Module Kaun.Activation

Activation functions for neural networks.

All functions are differentiable through Rune's autodiff. The standard activations relu, sigmoid and tanh are re-exported from Nx for convenience.

Standard activations

val relu : ('a, 'b) Nx.t -> ('a, 'b) Nx.t

relu x is max(x, 0).

val sigmoid : (float, 'b) Nx.t -> (float, 'b) Nx.t

sigmoid x is 1 / (1 + exp(-x)).

val tanh : (float, 'b) Nx.t -> (float, 'b) Nx.t

tanh x is the hyperbolic tangent of x.

val relu6 : (float, 'b) Nx.t -> (float, 'b) Nx.t

relu6 x is min(max(x, 0), 6).

val leaky_relu : ?negative_slope:float -> (float, 'b) Nx.t -> (float, 'b) Nx.t

leaky_relu x is max(x, negative_slope * x).

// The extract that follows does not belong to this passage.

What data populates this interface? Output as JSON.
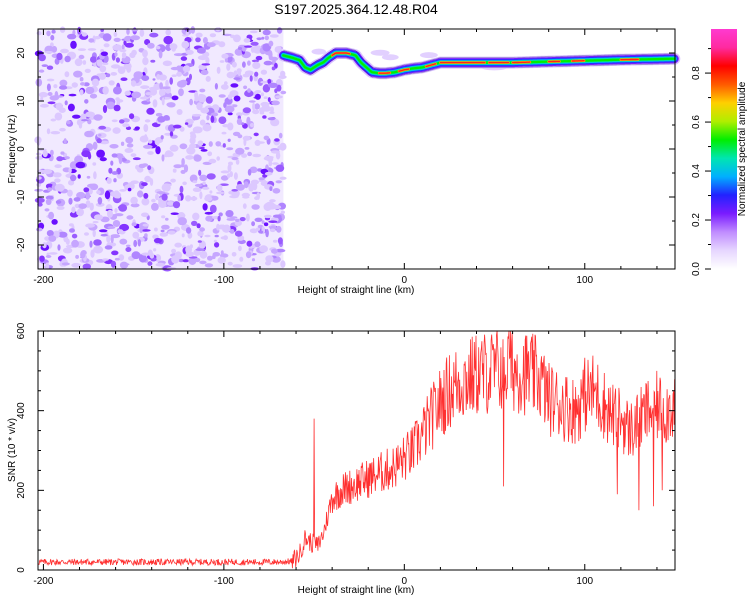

negative_slope defaults to 0.01.

val hard_tanh : (float, 'b) Nx.t -> (float, 'b) Nx.t

hard_tanh x is max(-1, min(1, x)).

val hard_sigmoid : ?alpha:float -> ?beta:float -> (float, 'b) Nx.t -> (float, 'b) Nx.t

hard_sigmoid x is min(1, max(0, alpha * x + beta)).

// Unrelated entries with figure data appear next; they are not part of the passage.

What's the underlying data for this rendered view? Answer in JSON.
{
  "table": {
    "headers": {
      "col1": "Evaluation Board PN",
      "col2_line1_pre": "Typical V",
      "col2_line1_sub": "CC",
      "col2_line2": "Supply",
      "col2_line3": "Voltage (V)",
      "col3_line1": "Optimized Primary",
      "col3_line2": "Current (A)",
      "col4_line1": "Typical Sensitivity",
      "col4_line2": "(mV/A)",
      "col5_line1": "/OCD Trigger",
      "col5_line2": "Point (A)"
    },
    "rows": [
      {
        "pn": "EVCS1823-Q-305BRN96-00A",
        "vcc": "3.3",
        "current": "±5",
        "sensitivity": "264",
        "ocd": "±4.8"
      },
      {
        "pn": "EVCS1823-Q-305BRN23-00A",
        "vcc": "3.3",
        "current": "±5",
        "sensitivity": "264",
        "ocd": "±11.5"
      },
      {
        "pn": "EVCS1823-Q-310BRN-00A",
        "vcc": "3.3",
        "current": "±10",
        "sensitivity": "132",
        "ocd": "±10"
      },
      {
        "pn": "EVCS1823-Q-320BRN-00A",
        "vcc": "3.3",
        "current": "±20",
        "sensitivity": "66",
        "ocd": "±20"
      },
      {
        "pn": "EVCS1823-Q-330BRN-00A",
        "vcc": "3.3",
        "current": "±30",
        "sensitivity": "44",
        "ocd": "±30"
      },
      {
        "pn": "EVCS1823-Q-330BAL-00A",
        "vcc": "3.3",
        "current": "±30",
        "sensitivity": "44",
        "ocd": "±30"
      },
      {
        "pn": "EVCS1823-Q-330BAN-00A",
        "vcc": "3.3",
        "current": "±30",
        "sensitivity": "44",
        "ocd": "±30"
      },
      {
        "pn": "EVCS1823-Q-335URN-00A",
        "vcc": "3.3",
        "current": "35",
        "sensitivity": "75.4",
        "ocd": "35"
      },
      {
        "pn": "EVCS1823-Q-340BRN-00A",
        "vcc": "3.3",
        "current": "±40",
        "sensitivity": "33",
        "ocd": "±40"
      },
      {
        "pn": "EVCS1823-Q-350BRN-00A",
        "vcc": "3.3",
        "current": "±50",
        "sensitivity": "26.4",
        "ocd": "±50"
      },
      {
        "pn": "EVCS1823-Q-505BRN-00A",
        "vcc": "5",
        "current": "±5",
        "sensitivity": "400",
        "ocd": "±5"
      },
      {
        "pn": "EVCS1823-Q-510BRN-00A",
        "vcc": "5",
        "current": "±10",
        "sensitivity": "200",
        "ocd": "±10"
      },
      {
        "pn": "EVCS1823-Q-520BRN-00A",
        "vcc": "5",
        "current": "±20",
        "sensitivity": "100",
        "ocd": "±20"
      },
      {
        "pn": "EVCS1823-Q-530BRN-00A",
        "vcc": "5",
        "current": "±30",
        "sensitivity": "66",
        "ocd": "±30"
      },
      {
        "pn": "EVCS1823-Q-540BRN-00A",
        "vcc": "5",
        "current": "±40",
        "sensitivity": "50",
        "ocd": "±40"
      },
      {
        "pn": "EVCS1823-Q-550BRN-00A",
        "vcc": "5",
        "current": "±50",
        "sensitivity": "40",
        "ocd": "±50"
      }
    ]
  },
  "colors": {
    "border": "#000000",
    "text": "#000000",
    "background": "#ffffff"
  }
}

alpha defaults to 1/6. beta defaults to 0.5.

val prelu : alpha:(float, 'b) Nx.t -> (float, 'b) Nx.t -> (float, 'b) Nx.t

prelu ~alpha x is max(0, x) + alpha * min(0, x).

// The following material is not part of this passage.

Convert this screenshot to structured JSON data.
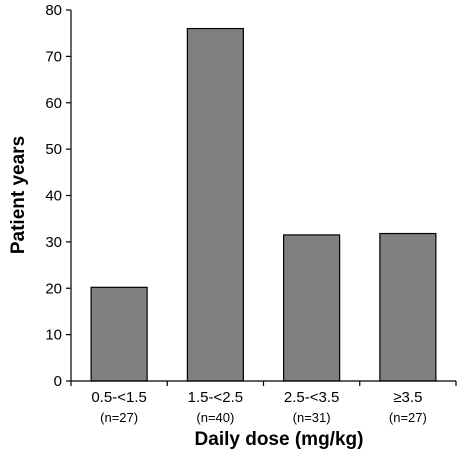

alpha is a learnable tensor, broadcast against x.

Exponential family

val elu : ?alpha:float -> (float, 'b) Nx.t -> (float, 'b) Nx.t

elu x is x when x >= 0 and alpha * (exp(x) - 1) otherwise.

alpha defaults to 1.0.

val selu : (float, 'b) Nx.t -> (float, 'b) Nx.t

selu x is lambda * elu(x, alpha) with self-normalizing constants.

val celu : ?alpha:float -> (float, 'b) Nx.t -> (float, 'b) Nx.t

celu x is max(0, x) + min(0, alpha * (exp(x/alpha) - 1)).

alpha defaults to 1.0.

Smooth activations

val gelu : (float, 'b) Nx.t -> (float, 'b) Nx.t

gelu x is 0.5 * x * (1 + erf(x / sqrt(2))).

val gelu_approx : (float, 'b) Nx.t -> (float, 'b) Nx.t

gelu_approx x is the tanh-based approximation of gelu.

val silu : (float, 'b) Nx.t -> (float, 'b) Nx.t

silu x is x * sigmoid(x) (also known as Swish).

val swish : (float, 'b) Nx.t -> (float, 'b) Nx.t

swish x is silu.

val hard_silu : (float, 'b) Nx.t -> (float, 'b) Nx.t

hard_silu x is x * hard_sigmoid(x).

val hard_swish : (float, 'b) Nx.t -> (float, 'b) Nx.t

hard_swish x is hard_silu.

val mish : (float, 'b) Nx.t -> (float, 'b) Nx.t

mish x is x * tanh(softplus(x)).

val softplus : (float, 'b) Nx.t -> (float, 'b) Nx.t

softplus x is log(1 + exp(x)).

val softsign : (float, 'b) Nx.t -> (float, 'b) Nx.t

softsign x is x / (abs(x) + 1).

val squareplus : ?b:float -> (float, 'b) Nx.t -> (float, 'b) Nx.t

squareplus x is 0.5 * (x + sqrt(x^2 + b)).

b defaults to 4.0.

val log_sigmoid : (float, 'b) Nx.t -> (float, 'b) Nx.t

log_sigmoid x is log(sigmoid(x)), computed in a numerically stable way by branching on the sign of x.

Gating

val glu : ?axis:int -> (float, 'b) Nx.t -> (float, 'b) Nx.t

glu x splits x in half along axis and returns left * sigmoid(right).

axis defaults to -1.

Raises Invalid_argument if the split does not produce two partitions.

Sparse activations

val sparse_plus : (float, 'b) Nx.t -> (float, 'b) Nx.t

sparse_plus x is x when x >= 1, 0 when x <= -1, and 0.25 * (x + 1)^2 otherwise.

val sparse_sigmoid : (float, 'b) Nx.t -> (float, 'b) Nx.t

sparse_sigmoid x is 1 when x >= 1, 0 when x <= -1, and 0.5 * (x + 1) otherwise.